Die Tugend sollte die demokratische Republik nun nicht nur dadurch befestigen, daß sie dem Faktionalismus auf politischer Ebene die Grundlage entzog, sondern sie sollte auch die gesellschaftlichen Ursachen des Faktionalismus beseitigen. Die Tugend stützte sich gesellschaftlich auf eine Form von Kleineigentum, das zur Sicherung der Existenz hinreichte, es jedoch niemandem ermöglichte, andere in Abhängigkeit zu bringen. So konnte Robespierre in seiner Rede „Über die Grundsätze der revolutionären Regierung“ erklären, Hinterlist, Korruption und alle Laster stünden auf der Seite der Tyrannei, während die Republik nur die Tugend auf ihrer Seite wisse: „Die Tugenden sind einfach, bescheiden, arm, oft unwissend und manchmal sogar plump. Sie sind die Leibrente der Unglücklichen und das Erbgut des Volkes. Das Laster ist von allen Schätzen umgeben, mit allen Lockungen der Wollust und allen Reizen der Perfidie bewaffnet; es wird eskortiert von den gefährlichen für das Verbrechen ausgebildeten Talenten.“
Am klarsten und deutlichsten hat Saint-Just die revolutionäre Vision einer den Faktionskämpfen entzogenen und gegenüber den Versprechen des ökonomischen Fortschritts skeptischen Republik in seiner Rede zur Begründung der Ventöse-Dekrete entwickelt: „Eine Gesellschaft“, deren politische Verhältnisse nicht auf naturgemäßen Grundlagen beruhen, wo Eigennutz und Habsucht die geheimen Triebfedern vieler Menschen sind, welche durch die Verschiedenheit der Interessen entzweit werden, und die sich bemühen, alle Sittlichkeit zu zerstören, um der Gerechtigkeit zu entgehen — muß eine solche Gesellschaft nicht alles aufbieten, um sich zu reinigen, wenn sie sich ferner erhalten will? ... In einer Monarchie gibt es nur eine Regierung; in einer Republik gibt es mehrere Institutionen, teils um die Sitten zu regeln, teils um der Verderbnis der Menschen und der Gesetze Einhalt zu tun.
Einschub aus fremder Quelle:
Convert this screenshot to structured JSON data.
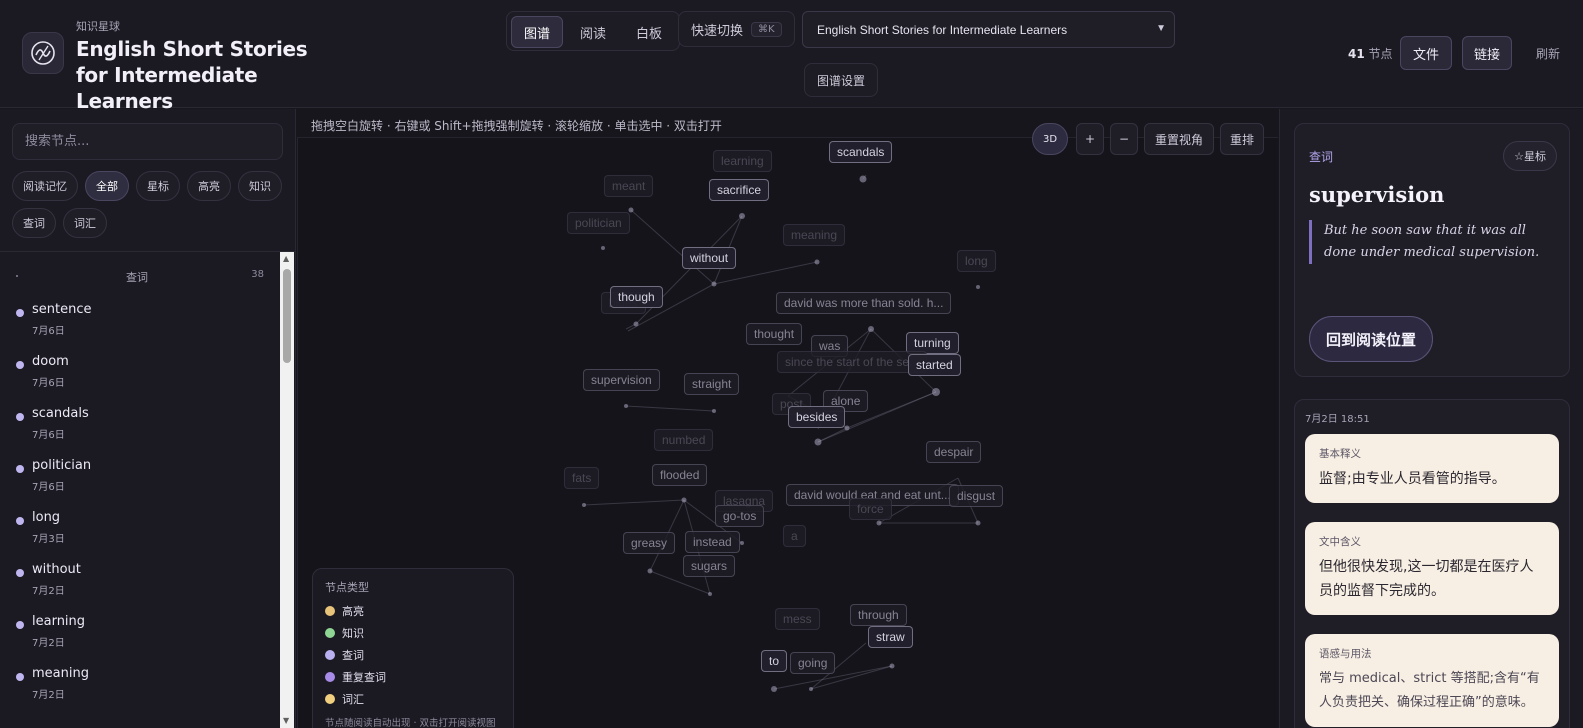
{
  "header": {
    "brand": "知识星球",
    "title": "English Short Stories for Intermediate Learners",
    "view_tabs": [
      {
        "label": "图谱",
        "active": true
      },
      {
        "label": "阅读",
        "active": false
      },
      {
        "label": "白板",
        "active": false
      }
    ],
    "quick_switch_label": "快速切换",
    "quick_switch_kbd": "⌘K",
    "doc_select_value": "English Short Stories for Intermediate Learners",
    "graph_settings_label": "图谱设置",
    "node_count": "41",
    "node_count_unit": "节点",
    "file_label": "文件",
    "link_label": "链接",
    "refresh_label": "刷新"
  },
  "sidebar": {
    "search_placeholder": "搜索节点...",
    "filters": [
      {
        "label": "阅读记忆",
        "active": false
      },
      {
        "label": "全部",
        "active": true
      },
      {
        "label": "星标",
        "active": false
      },
      {
        "label": "高亮",
        "active": false
      },
      {
        "label": "知识",
        "active": false
      },
      {
        "label": "查词",
        "active": false
      },
      {
        "label": "词汇",
        "active": false
      }
    ],
    "group_name": "查词",
    "group_count": "38",
    "items": [
      {
        "word": "sentence",
        "date": "7月6日"
      },
      {
        "word": "doom",
        "date": "7月6日"
      },
      {
        "word": "scandals",
        "date": "7月6日"
      },
      {
        "word": "politician",
        "date": "7月6日"
      },
      {
        "word": "long",
        "date": "7月3日"
      },
      {
        "word": "without",
        "date": "7月2日"
      },
      {
        "word": "learning",
        "date": "7月2日"
      },
      {
        "word": "meaning",
        "date": "7月2日"
      }
    ]
  },
  "graph": {
    "hint": "拖拽空白旋转 · 右键或 Shift+拖拽强制旋转 · 滚轮缩放 · 单击选中 · 双击打开",
    "controls": {
      "mode": "3D",
      "zoom_in": "+",
      "zoom_out": "−",
      "reset_view": "重置视角",
      "relayout": "重排"
    },
    "nodes": [
      {
        "label": "learning"
      },
      {
        "label": "scandals"
      },
      {
        "label": "meant"
      },
      {
        "label": "sacrifice"
      },
      {
        "label": "politician"
      },
      {
        "label": "meaning"
      },
      {
        "label": "without"
      },
      {
        "label": "long"
      },
      {
        "label": "blues"
      },
      {
        "label": "though"
      },
      {
        "label": "david was more than sold. h..."
      },
      {
        "label": "thought"
      },
      {
        "label": "was"
      },
      {
        "label": "turning"
      },
      {
        "label": "since the start of the se..."
      },
      {
        "label": "started"
      },
      {
        "label": "supervision"
      },
      {
        "label": "straight"
      },
      {
        "label": "post"
      },
      {
        "label": "alone"
      },
      {
        "label": "besides"
      },
      {
        "label": "numbed"
      },
      {
        "label": "despair"
      },
      {
        "label": "fats"
      },
      {
        "label": "flooded"
      },
      {
        "label": "lasagna"
      },
      {
        "label": "david would eat and eat unt..."
      },
      {
        "label": "disgust"
      },
      {
        "label": "go-tos"
      },
      {
        "label": "force"
      },
      {
        "label": "a"
      },
      {
        "label": "greasy"
      },
      {
        "label": "instead"
      },
      {
        "label": "sugars"
      },
      {
        "label": "mess"
      },
      {
        "label": "through"
      },
      {
        "label": "straw"
      },
      {
        "label": "to"
      },
      {
        "label": "going"
      }
    ],
    "legend": {
      "title": "节点类型",
      "items": [
        {
          "label": "高亮",
          "color": "#e8c47a"
        },
        {
          "label": "知识",
          "color": "#8fd694"
        },
        {
          "label": "查词",
          "color": "#b8b0f0"
        },
        {
          "label": "重复查词",
          "color": "#a88be8"
        },
        {
          "label": "词汇",
          "color": "#f0cf7e"
        }
      ],
      "note": "节点随阅读自动出现 · 双击打开阅读视图"
    }
  },
  "panel": {
    "type_label": "查词",
    "star_label": "☆星标",
    "word": "supervision",
    "quote": "But he soon saw that it was all done under medical supervision.",
    "back_label": "回到阅读位置",
    "timestamp": "7月2日 18:51",
    "sections": [
      {
        "title": "基本释义",
        "body": "监督;由专业人员看管的指导。"
      },
      {
        "title": "文中含义",
        "body": "但他很快发现,这一切都是在医疗人员的监督下完成的。"
      },
      {
        "title": "语感与用法",
        "body": "常与 medical、strict 等搭配;含有“有人负责把关、确保过程正确”的意味。"
      }
    ]
  },
  "colors": {
    "accent": "#b3a6ec",
    "background": "#17161d",
    "card_cream": "#f7efe3"
  }
}
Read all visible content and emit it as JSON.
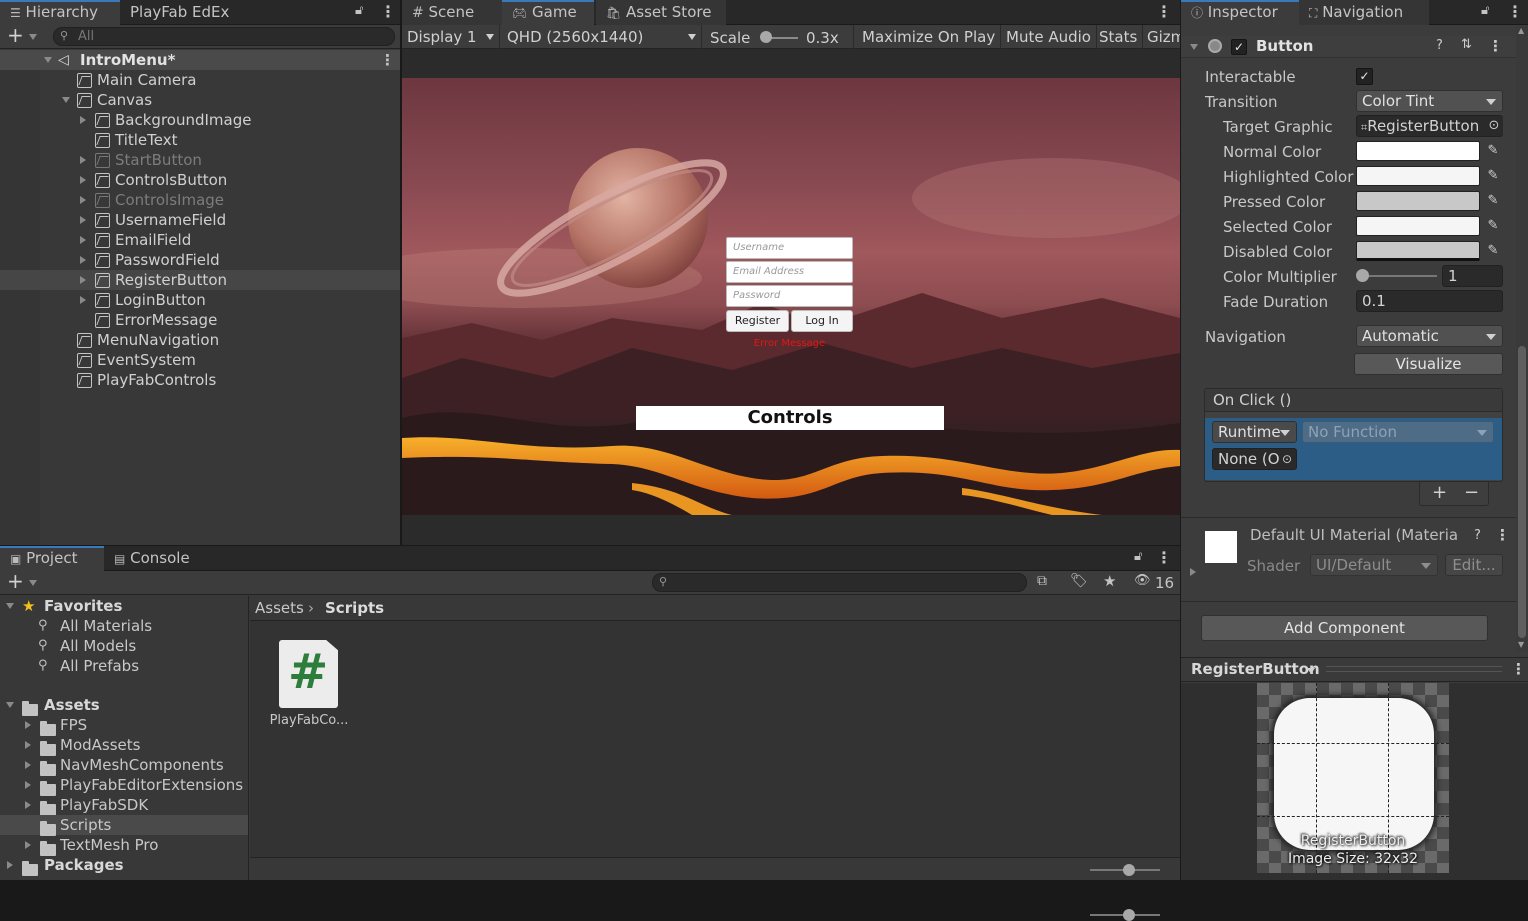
{
  "hierarchy": {
    "tabs": [
      "Hierarchy",
      "PlayFab EdEx"
    ],
    "search_placeholder": "All",
    "scene_name": "IntroMenu*",
    "items": [
      {
        "label": "Main Camera",
        "indent": 1,
        "expand": "none",
        "dim": false,
        "selected": false
      },
      {
        "label": "Canvas",
        "indent": 1,
        "expand": "open",
        "dim": false,
        "selected": false
      },
      {
        "label": "BackgroundImage",
        "indent": 2,
        "expand": "closed",
        "dim": false,
        "selected": false
      },
      {
        "label": "TitleText",
        "indent": 2,
        "expand": "none",
        "dim": false,
        "selected": false
      },
      {
        "label": "StartButton",
        "indent": 2,
        "expand": "closed",
        "dim": true,
        "selected": false
      },
      {
        "label": "ControlsButton",
        "indent": 2,
        "expand": "closed",
        "dim": false,
        "selected": false
      },
      {
        "label": "ControlsImage",
        "indent": 2,
        "expand": "closed",
        "dim": true,
        "selected": false
      },
      {
        "label": "UsernameField",
        "indent": 2,
        "expand": "closed",
        "dim": false,
        "selected": false
      },
      {
        "label": "EmailField",
        "indent": 2,
        "expand": "closed",
        "dim": false,
        "selected": false
      },
      {
        "label": "PasswordField",
        "indent": 2,
        "expand": "closed",
        "dim": false,
        "selected": false
      },
      {
        "label": "RegisterButton",
        "indent": 2,
        "expand": "closed",
        "dim": false,
        "selected": true
      },
      {
        "label": "LoginButton",
        "indent": 2,
        "expand": "closed",
        "dim": false,
        "selected": false
      },
      {
        "label": "ErrorMessage",
        "indent": 2,
        "expand": "none",
        "dim": false,
        "selected": false
      },
      {
        "label": "MenuNavigation",
        "indent": 1,
        "expand": "none",
        "dim": false,
        "selected": false
      },
      {
        "label": "EventSystem",
        "indent": 1,
        "expand": "none",
        "dim": false,
        "selected": false
      },
      {
        "label": "PlayFabControls",
        "indent": 1,
        "expand": "none",
        "dim": false,
        "selected": false
      }
    ]
  },
  "game": {
    "tabs": [
      "Scene",
      "Game",
      "Asset Store"
    ],
    "display": "Display 1",
    "resolution": "QHD (2560x1440)",
    "scale_label": "Scale",
    "scale_value": "0.3x",
    "buttons": [
      "Maximize On Play",
      "Mute Audio",
      "Stats",
      "Gizm"
    ],
    "ui": {
      "username_placeholder": "Username",
      "email_placeholder": "Email Address",
      "password_placeholder": "Password",
      "register": "Register",
      "login": "Log In",
      "error": "Error Message",
      "controls": "Controls"
    }
  },
  "inspector": {
    "tabs": [
      "Inspector",
      "Navigation"
    ],
    "component": "Button",
    "fields": {
      "interactable": "Interactable",
      "transition": "Transition",
      "transition_value": "Color Tint",
      "target_graphic": "Target Graphic",
      "target_graphic_value": "RegisterButton",
      "normal_color": "Normal Color",
      "highlighted_color": "Highlighted Color",
      "pressed_color": "Pressed Color",
      "selected_color": "Selected Color",
      "disabled_color": "Disabled Color",
      "color_multiplier": "Color Multiplier",
      "color_multiplier_value": "1",
      "fade_duration": "Fade Duration",
      "fade_duration_value": "0.1",
      "navigation": "Navigation",
      "navigation_value": "Automatic",
      "visualize": "Visualize"
    },
    "colors": {
      "normal": "#ffffff",
      "highlighted": "#f5f5f5",
      "pressed": "#c8c8c8",
      "selected": "#f5f5f5",
      "disabled": "#c8c8c8"
    },
    "onclick": {
      "header": "On Click ()",
      "runtime": "Runtime",
      "function": "No Function",
      "object": "None (O"
    },
    "material": {
      "name": "Default UI Material (Materia",
      "shader_label": "Shader",
      "shader_value": "UI/Default",
      "edit": "Edit..."
    },
    "add_component": "Add Component",
    "preview": {
      "title": "RegisterButton",
      "caption": "RegisterButton",
      "size": "Image Size: 32x32"
    }
  },
  "project": {
    "tabs": [
      "Project",
      "Console"
    ],
    "hidden_count": "16",
    "favorites_label": "Favorites",
    "favorites": [
      "All Materials",
      "All Models",
      "All Prefabs"
    ],
    "assets_label": "Assets",
    "folders": [
      {
        "label": "FPS",
        "expand": true,
        "selected": false
      },
      {
        "label": "ModAssets",
        "expand": true,
        "selected": false
      },
      {
        "label": "NavMeshComponents",
        "expand": true,
        "selected": false
      },
      {
        "label": "PlayFabEditorExtensions",
        "expand": true,
        "selected": false
      },
      {
        "label": "PlayFabSDK",
        "expand": true,
        "selected": false
      },
      {
        "label": "Scripts",
        "expand": false,
        "selected": true
      },
      {
        "label": "TextMesh Pro",
        "expand": true,
        "selected": false
      }
    ],
    "packages_label": "Packages",
    "breadcrumb": [
      "Assets",
      "Scripts"
    ],
    "files": [
      {
        "label": "PlayFabCo...",
        "glyph": "#"
      }
    ]
  }
}
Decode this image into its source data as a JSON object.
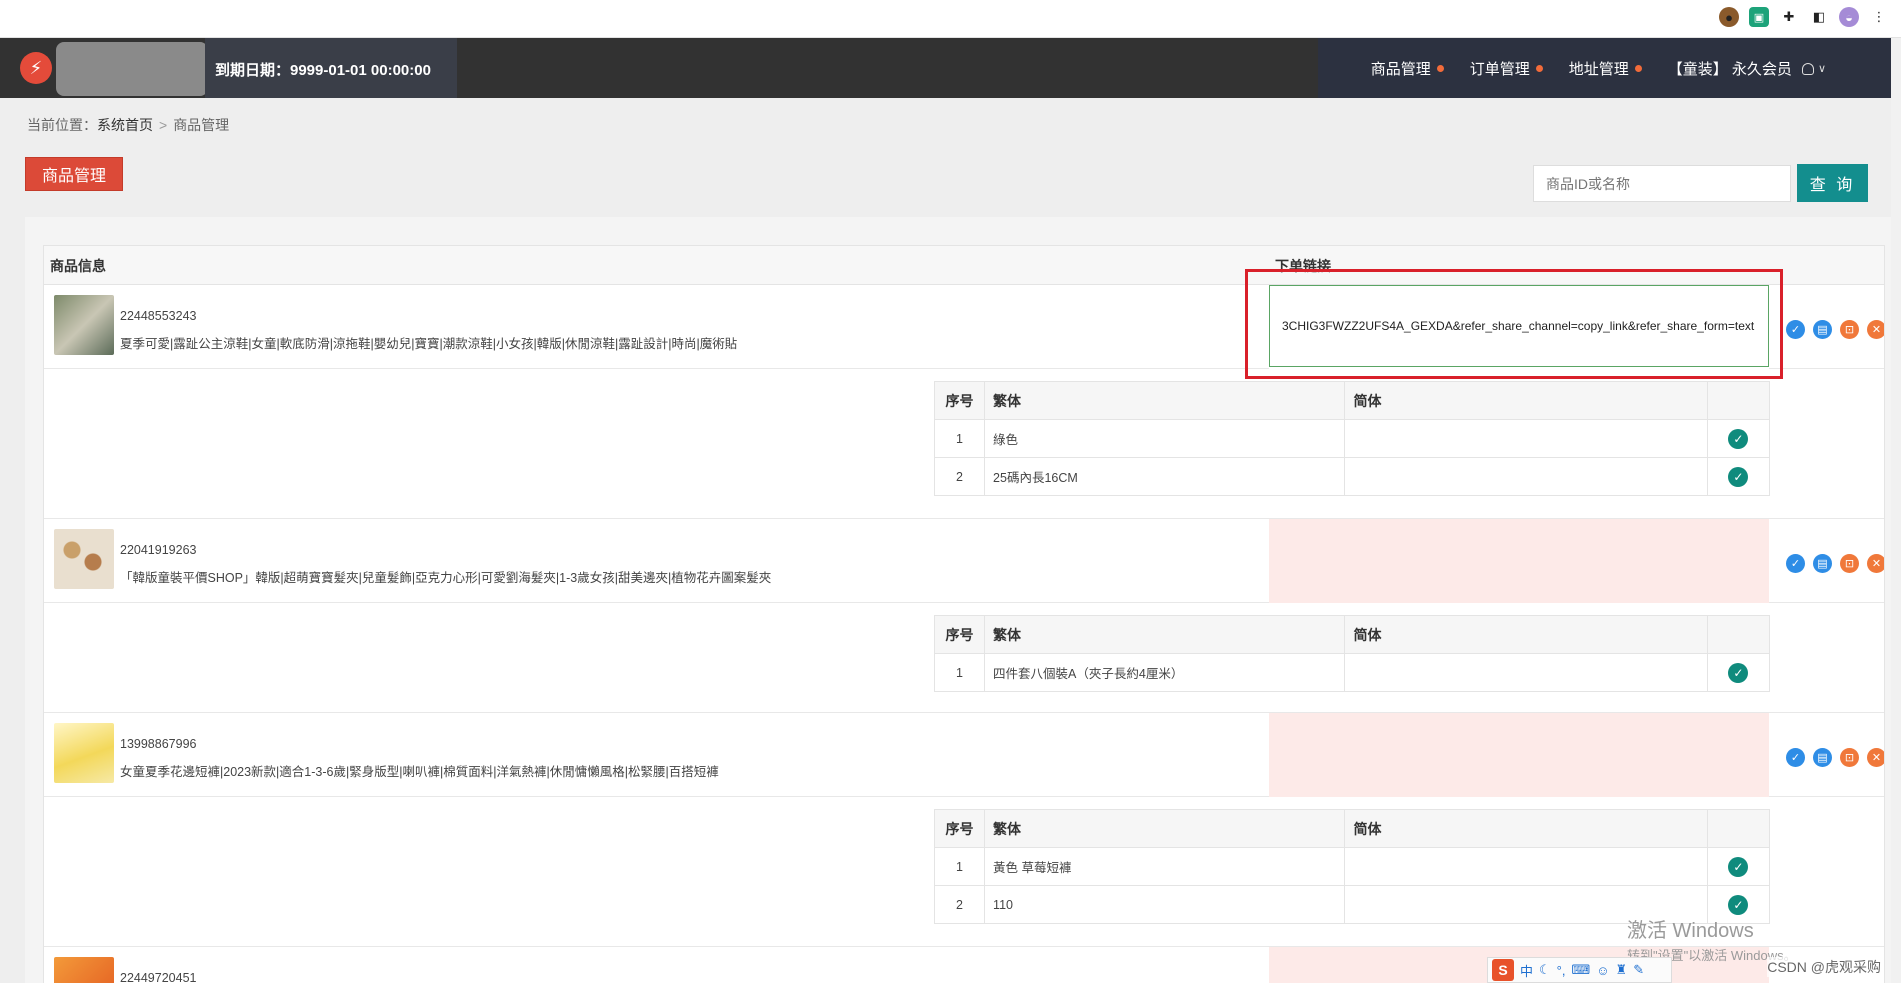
{
  "browser": {
    "extensions": [
      "cookie-icon",
      "green-extension-icon",
      "puzzle-icon",
      "sidebar-icon",
      "avatar-icon",
      "more-icon"
    ]
  },
  "header": {
    "expire_label": "到期日期：9999-01-01 00:00:00",
    "nav": [
      {
        "label": "商品管理"
      },
      {
        "label": "订单管理"
      },
      {
        "label": "地址管理"
      }
    ],
    "member": "【童装】 永久会员"
  },
  "breadcrumb": {
    "prefix": "当前位置：",
    "home": "系统首页",
    "separator": ">",
    "current": "商品管理"
  },
  "page": {
    "title": "商品管理"
  },
  "search": {
    "placeholder": "商品ID或名称",
    "button": "查 询"
  },
  "table": {
    "col_info": "商品信息",
    "col_link": "下单链接",
    "link_value": "3CHIG3FWZZ2UFS4A_GEXDA&refer_share_channel=copy_link&refer_share_form=text",
    "sub_headers": {
      "index": "序号",
      "traditional": "繁体",
      "simplified": "简体"
    },
    "products": [
      {
        "id": "22448553243",
        "name": "夏季可愛|露趾公主涼鞋|女童|軟底防滑|涼拖鞋|嬰幼兒|寶寶|潮款涼鞋|小女孩|韓版|休閒涼鞋|露趾設計|時尚|魔術貼",
        "variants": [
          {
            "index": "1",
            "traditional": "綠色",
            "simplified": ""
          },
          {
            "index": "2",
            "traditional": "25碼內長16CM",
            "simplified": ""
          }
        ]
      },
      {
        "id": "22041919263",
        "name": "「韓版童裝平價SHOP」韓版|超萌寶寶髮夾|兒童髮飾|亞克力心形|可愛劉海髮夾|1-3歲女孩|甜美邊夾|植物花卉圖案髮夾",
        "variants": [
          {
            "index": "1",
            "traditional": "四件套八個裝A（夾子長約4厘米）",
            "simplified": ""
          }
        ]
      },
      {
        "id": "13998867996",
        "name": "女童夏季花邊短褲|2023新款|適合1-3-6歲|緊身版型|喇叭褲|棉質面料|洋氣熱褲|休閒慵懶風格|松緊腰|百搭短褲",
        "variants": [
          {
            "index": "1",
            "traditional": "黃色 草莓短褲",
            "simplified": ""
          },
          {
            "index": "2",
            "traditional": "110",
            "simplified": ""
          }
        ]
      },
      {
        "id": "22449720451",
        "name": "",
        "variants": []
      }
    ]
  },
  "watermark": {
    "line1": "激活 Windows",
    "line2": "转到\"设置\"以激活 Windows。"
  },
  "ime": {
    "label": "中"
  },
  "credit": "CSDN @虎观采购",
  "colors": {
    "primary_red": "#dc4a38",
    "teal": "#138e8e",
    "link_bg": "#fdeae8",
    "highlight": "#d9202a"
  }
}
Ein Staat, in welchem diese Institutionen fehlen, ist nur eine Scheinrepublik, und da in demselben jeder unter Freiheit die Unabhängigkeit seiner Leidenschaften und seiner Habgier versteht, so nistet sich die Gewinnsucht und der Egoismus unter den Bürgern ein, und diese besondere Vorstellung, welche sich jeder von seiner Freiheit je nach seinem Privat-22 interesse macht, führt die Knechtschaft aller herbei.“
Als am 28. Juni 1794 Robespierre und Saint-Just aufjenes Blutgerüst geschickt wurden, das sie zuvor für ihre Politik selbst immer mehr in Anspruch genommen hatten, wurde mit ihnen nicht etwa die Vorstellung eines weiteren revolutionären Fortschritts, der Akzeleration der Geschichte, sondern vielmehr deren Gegenteil exekutiert: die Vorstellung, eine dauerhafte Demokratie sei nur zu gewinnen, indem die ökonomische und soziale Entwicklung der letzten Jahrhunderte, die Ausdifferenzierung der Gesellschaft und deren psycho-soziale Folgen, Habgier und Besitzstreben, abgebremst und zum Teil wieder rückgängig gemacht würden. Für Robespierre und Saint-Just sollte die Revolution nur insofern „eine neue Epoche der Weltgeschichte“ heraufführen, als sie erstmals die Verwirklichung jener politischen Ideale war, von denen die Alten schon geträumt hatten. Insofern bedeutete die Revolution für sie, was sie etymologisch besagt: Rückkehr.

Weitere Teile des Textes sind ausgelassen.